A segunda olha para o estilo adotado: alguns planos são clássicos (fechados e previsíveis), outros evolucionários (que reagem rapidamente às mudanças do ambiente), outros sistêmicos (voltados para o coletivo) e ainda há os processuais (que evoluem gradualmente, com ajustes e aprendizados ao longo da execução).

No plano de governo, o equilíbrio surge da combinação entre a estratégia deliberada, que dá direção, a visão sistêmica, que pensa o coletivo, e a abordagem processual, que aprende e se adapta no caminho.

LEIA TAMBÉM:

Como fortalecer as duas faces do plano de governo

Se o desafio é equilibrar o plano como peça de campanha e como roteiro de gestão, três elementos são indispensáveis. Eles funcionam como as chaves para unir inspiração e viabilidade:

  1. Diagnóstico realista: conhecer profundamente a realidade é o primeiro passo para não cair na tentação de prometer o impossível. Só um diagnóstico sólido dá sustentação a compromissos que mobilizam o eleitor e são viáveis na prática.
  2. Metas estruturantes: são aquelas que precisam ser realizadas em qualquer cenário, porque sustentam a credibilidade do candidato e o futuro político. Elas dão coerência ao discurso de campanha e funcionam como pilares da gestão.
  3. Flexibilidade responsável: emergências sempre vão surgir. O equilíbrio está em saber recalcular rotas sem trair o contrato assumido com a sociedade. Essa postura preserva a confiança do eleitor e permite que o governante avance mesmo em meio a crises.

Esses três pontos são o caminho para conciliar as duas faces do plano de governo. Eles tornam o documento robusto o bastante para embalar a campanha e, ao mesmo tempo, realista o suficiente para resistir às intempéries da administração pública.

Em resumo: um plano vivo

As duas faces do plano de governo não podem ser dissociadas. Um plano que serve apenas para encantar o eleitor cai na armadilha da fantasia que mina a credibilidade do político quando não se concretiza. Um plano apenas técnico pode ser viável na gestão, mas dificilmente mobiliza votos.

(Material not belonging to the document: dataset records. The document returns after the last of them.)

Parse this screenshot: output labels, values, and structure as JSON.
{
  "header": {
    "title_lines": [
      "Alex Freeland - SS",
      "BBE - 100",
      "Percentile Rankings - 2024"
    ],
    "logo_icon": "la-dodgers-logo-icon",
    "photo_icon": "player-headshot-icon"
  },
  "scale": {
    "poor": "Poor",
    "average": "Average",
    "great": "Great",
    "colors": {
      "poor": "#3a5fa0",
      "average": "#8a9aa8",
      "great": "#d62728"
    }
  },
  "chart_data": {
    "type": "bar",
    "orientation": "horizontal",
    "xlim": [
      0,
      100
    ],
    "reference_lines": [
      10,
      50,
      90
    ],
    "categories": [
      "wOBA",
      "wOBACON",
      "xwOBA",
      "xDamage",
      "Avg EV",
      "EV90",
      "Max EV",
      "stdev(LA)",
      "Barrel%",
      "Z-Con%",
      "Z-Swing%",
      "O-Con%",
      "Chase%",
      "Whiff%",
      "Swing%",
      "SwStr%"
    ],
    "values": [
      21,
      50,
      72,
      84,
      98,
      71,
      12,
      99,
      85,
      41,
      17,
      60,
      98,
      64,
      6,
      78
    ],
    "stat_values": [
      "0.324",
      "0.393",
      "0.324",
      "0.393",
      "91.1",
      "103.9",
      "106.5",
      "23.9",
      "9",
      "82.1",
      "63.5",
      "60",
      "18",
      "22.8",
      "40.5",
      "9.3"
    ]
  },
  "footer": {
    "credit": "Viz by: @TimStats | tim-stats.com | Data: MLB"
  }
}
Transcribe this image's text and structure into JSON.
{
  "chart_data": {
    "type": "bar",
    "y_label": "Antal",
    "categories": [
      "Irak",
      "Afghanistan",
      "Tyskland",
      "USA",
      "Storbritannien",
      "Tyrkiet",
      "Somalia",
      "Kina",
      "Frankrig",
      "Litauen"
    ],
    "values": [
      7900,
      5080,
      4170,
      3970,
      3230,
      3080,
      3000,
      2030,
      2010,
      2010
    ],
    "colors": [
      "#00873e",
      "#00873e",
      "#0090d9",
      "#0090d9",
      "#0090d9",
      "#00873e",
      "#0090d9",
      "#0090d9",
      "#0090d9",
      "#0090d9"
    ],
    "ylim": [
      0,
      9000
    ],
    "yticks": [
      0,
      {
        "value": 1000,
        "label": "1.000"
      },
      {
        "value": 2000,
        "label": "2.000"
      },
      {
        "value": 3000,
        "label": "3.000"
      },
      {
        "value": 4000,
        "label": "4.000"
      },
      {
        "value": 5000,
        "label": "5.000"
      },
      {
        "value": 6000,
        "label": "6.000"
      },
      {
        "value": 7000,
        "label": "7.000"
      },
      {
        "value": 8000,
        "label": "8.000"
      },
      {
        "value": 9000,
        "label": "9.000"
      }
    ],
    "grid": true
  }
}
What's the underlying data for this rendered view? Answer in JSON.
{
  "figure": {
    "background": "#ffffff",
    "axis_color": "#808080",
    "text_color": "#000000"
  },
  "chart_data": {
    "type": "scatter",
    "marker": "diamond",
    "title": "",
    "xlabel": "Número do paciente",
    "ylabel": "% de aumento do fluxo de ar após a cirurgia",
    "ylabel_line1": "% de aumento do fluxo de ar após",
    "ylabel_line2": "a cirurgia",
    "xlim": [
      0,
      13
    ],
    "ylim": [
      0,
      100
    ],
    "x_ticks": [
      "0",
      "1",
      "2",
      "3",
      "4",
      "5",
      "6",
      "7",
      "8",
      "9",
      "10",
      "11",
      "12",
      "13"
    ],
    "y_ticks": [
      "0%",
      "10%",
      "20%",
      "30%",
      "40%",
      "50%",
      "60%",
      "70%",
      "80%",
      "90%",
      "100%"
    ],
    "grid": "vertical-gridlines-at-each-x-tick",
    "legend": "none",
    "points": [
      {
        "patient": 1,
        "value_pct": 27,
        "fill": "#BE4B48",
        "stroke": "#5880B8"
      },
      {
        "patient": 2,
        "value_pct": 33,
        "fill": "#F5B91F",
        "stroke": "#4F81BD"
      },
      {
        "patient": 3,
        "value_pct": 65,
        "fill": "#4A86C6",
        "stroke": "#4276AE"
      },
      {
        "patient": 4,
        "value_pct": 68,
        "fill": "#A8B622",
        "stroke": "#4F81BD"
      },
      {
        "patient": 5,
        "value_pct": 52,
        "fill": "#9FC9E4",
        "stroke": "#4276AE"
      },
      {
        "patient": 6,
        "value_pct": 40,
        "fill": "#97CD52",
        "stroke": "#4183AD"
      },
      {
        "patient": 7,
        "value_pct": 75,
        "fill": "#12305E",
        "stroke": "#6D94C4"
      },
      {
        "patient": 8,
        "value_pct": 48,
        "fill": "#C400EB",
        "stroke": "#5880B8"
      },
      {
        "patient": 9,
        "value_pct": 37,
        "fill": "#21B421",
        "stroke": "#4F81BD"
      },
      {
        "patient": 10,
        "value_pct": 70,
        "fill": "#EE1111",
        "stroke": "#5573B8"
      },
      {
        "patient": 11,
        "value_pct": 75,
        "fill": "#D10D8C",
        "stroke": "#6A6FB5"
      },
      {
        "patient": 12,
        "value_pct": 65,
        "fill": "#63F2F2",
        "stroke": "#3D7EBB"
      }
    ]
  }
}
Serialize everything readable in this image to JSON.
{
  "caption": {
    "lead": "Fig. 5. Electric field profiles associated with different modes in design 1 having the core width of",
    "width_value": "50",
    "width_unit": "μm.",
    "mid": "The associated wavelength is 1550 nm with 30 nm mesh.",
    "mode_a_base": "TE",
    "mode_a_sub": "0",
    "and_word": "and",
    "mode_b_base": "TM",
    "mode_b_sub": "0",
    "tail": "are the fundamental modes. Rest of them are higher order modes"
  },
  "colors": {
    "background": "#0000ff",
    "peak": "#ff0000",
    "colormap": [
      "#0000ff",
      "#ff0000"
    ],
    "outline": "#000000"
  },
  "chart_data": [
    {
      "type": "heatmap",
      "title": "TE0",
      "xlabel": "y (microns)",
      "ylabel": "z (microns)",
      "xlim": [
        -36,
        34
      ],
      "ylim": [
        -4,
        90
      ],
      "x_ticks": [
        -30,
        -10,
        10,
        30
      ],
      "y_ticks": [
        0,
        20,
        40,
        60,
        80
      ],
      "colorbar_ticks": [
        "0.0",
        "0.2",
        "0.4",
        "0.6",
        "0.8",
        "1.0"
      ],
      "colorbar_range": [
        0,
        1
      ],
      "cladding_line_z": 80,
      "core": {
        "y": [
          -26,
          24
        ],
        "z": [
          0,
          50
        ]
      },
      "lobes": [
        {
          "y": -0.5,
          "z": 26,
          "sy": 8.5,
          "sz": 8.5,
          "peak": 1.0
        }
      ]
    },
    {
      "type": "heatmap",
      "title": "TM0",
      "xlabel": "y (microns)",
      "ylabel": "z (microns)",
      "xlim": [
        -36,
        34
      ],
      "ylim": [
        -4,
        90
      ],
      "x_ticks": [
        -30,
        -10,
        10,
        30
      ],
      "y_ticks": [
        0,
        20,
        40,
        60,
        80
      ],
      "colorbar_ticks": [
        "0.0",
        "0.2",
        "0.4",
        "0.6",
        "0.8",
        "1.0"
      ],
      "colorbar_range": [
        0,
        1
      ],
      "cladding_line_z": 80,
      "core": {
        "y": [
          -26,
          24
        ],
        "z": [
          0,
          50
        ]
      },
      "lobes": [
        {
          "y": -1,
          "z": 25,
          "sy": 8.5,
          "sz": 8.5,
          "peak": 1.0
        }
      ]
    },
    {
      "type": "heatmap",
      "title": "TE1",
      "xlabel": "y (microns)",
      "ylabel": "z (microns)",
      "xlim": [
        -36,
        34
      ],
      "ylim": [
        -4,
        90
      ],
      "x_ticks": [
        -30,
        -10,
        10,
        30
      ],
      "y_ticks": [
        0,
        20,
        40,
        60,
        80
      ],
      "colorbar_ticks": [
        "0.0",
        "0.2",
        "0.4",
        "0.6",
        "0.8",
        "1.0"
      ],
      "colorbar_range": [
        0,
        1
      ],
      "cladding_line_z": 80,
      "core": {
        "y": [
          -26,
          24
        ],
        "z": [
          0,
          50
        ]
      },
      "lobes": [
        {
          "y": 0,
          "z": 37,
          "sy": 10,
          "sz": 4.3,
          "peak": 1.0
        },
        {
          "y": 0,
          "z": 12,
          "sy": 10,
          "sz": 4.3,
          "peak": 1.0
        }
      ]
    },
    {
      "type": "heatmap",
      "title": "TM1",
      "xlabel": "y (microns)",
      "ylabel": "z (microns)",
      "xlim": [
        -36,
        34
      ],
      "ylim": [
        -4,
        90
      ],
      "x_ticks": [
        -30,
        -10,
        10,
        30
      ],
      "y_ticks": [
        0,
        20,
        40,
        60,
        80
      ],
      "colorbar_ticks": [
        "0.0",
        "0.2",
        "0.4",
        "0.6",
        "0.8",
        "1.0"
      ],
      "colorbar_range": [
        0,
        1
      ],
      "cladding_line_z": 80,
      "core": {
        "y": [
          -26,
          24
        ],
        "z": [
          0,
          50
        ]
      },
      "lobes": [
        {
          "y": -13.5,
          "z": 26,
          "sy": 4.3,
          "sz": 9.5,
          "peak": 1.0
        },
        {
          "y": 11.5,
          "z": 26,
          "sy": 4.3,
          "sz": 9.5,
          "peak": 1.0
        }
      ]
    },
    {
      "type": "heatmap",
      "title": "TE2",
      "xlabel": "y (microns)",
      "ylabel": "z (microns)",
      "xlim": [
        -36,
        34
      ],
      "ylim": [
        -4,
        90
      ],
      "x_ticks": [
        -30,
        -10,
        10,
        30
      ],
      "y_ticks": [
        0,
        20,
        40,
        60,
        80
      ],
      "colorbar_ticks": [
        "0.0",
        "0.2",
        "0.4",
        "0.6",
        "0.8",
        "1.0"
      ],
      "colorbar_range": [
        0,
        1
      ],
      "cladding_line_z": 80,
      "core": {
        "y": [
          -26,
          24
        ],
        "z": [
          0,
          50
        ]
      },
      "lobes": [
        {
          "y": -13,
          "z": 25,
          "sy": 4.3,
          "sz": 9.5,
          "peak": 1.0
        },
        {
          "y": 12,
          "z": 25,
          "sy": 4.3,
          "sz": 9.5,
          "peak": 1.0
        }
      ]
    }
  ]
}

É um paradoxo: a virtude técnica, que garantiria boa execução, se transforma em fraqueza eleitoral ao não eleger o candidato. O contrário também é verdadeiro: um plano forte para atrair votos, mas inexequível, pode levar à vitória nas urnas, mas resultará em frustração na gestão e desgaste político.

O diferencial está em conciliar as duas dimensões: documento de campanha e roteiro de gestão, inspirador e viável, sonho e realidade, promessa e cumprimento.

Afinal, a verdadeira força de um candidato não está em dizer o que o eleitor quer ouvir, mas em apresentar uma visão inspiradora e realizável. É isso que transforma um plano em vitória, a vitória em governo e o governo em futuro político sustentável.